Incidentally, one of the reasons why the insurance category as a whole tends to go all-in on cracking wise is that there’s little room for the companies to provide specific guidance about their policies. Insurance firms are regulated at the state level, so it’s best to steer clear of making claims about what services/coverage when the laws governing the industry in New York may conflict with those in, say, Massachusetts. Generalist messaging is paramount when you’re tiptoeing around potential legal pitfalls. (Also, 30 seconds isn’t near enough time to get into the particulars, which is why these spots are forever offloading viewers to the corporate web site.)

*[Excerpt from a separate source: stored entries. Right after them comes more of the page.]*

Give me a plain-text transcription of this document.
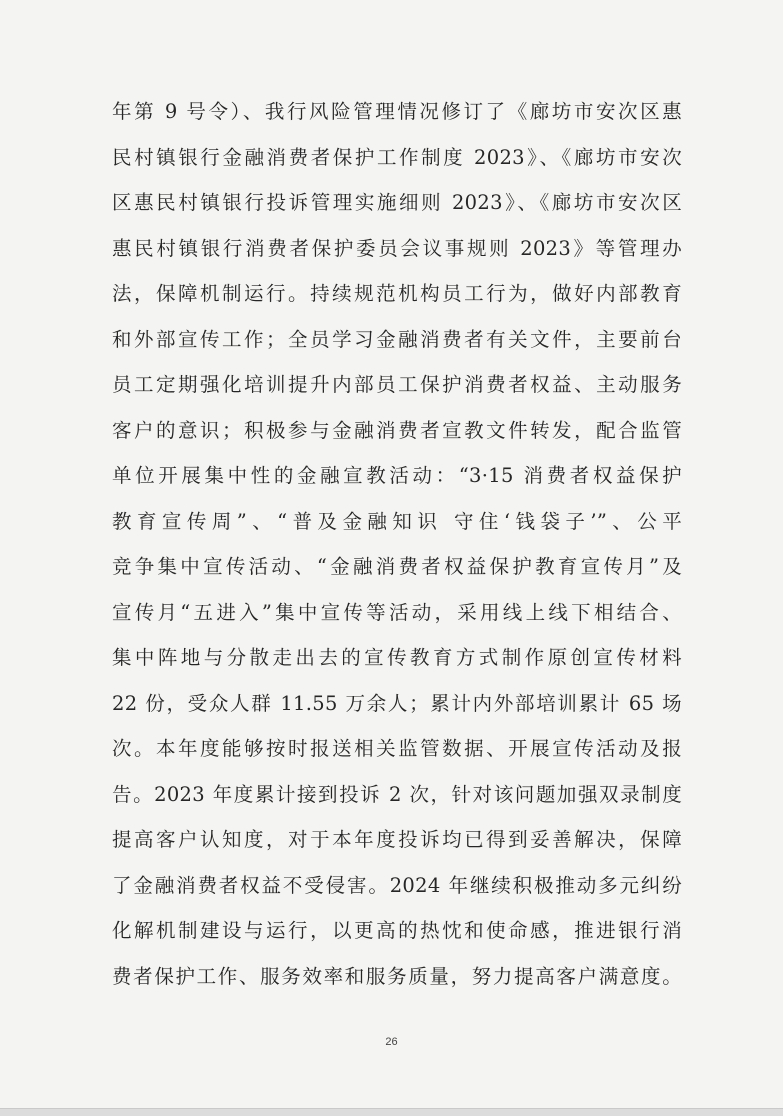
年第 9 号令）、我行风险管理情况修订了《廊坊市安次区惠
民村镇银行金融消费者保护工作制度 2023》、《廊坊市安次
区惠民村镇银行投诉管理实施细则 2023》、《廊坊市安次区
惠民村镇银行消费者保护委员会议事规则 2023》等管理办
法，保障机制运行。持续规范机构员工行为，做好内部教育
和外部宣传工作；全员学习金融消费者有关文件，主要前台
员工定期强化培训提升内部员工保护消费者权益、主动服务
客户的意识；积极参与金融消费者宣教文件转发，配合监管
单位开展集中性的金融宣教活动：“3·15 消费者权益保护
教育宣传周”、“普及金融知识 守住‘钱袋子’”、公平
竞争集中宣传活动、“金融消费者权益保护教育宣传月”及
宣传月“五进入”集中宣传等活动，采用线上线下相结合、
集中阵地与分散走出去的宣传教育方式制作原创宣传材料
22 份，受众人群 11.55 万余人；累计内外部培训累计 65 场
次。本年度能够按时报送相关监管数据、开展宣传活动及报
告。2023 年度累计接到投诉 2 次，针对该问题加强双录制度
提高客户认知度，对于本年度投诉均已得到妥善解决，保障
了金融消费者权益不受侵害。2024 年继续积极推动多元纠纷
化解机制建设与运行，以更高的热忱和使命感，推进银行消
费者保护工作、服务效率和服务质量，努力提高客户满意度。
26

Thus, if State Farm’s latest Mahomes-centric bid for your attention doesn’t quite light up your dopamine receptors, you can take comfort in the knowledge that the company will be rolling out new spots as the season progresses. While Mahomes will once again be an inescapable presence on NFL Sundays—per iSpot, the QB appeared in more in-game breaks (423) last season than any other athlete, leaving also-ran Manning (318) in the pixelated dust—State Farm’s deep pockets give it the latitude to keep its commercial content in a heightened state of freshness. In 2023, the company’s overall U.S. ad spend was $992 million, putting it among the top three brands in its category.
Of the Week 1 advertisers who may be at greater risk of wearing out their welcome as the season grinds on are Verizon TV, Little Caesars, Wingstop and Royal Caribbean Cruise Lines, each of which aired 20 or more in-game ads between NBC’s NFL Kickoff Game and ESPN’s first Monday Night Football telecast. The reward for all this tireless marketing is exposure, as NFL advertisers scared up a staggering 10.6 billion viewers during that five-day interval.
As for the league’s network partners, that unparalleled reach is sure to keep the money rolling right in throughout the fall. According to iSpot’s estimates, the primary TV outlets (NBC, CBS, Fox, ABC, ESPN) generated $357.1 million in Week 1 NFL sales, putting them on a path to record revenue in 2025.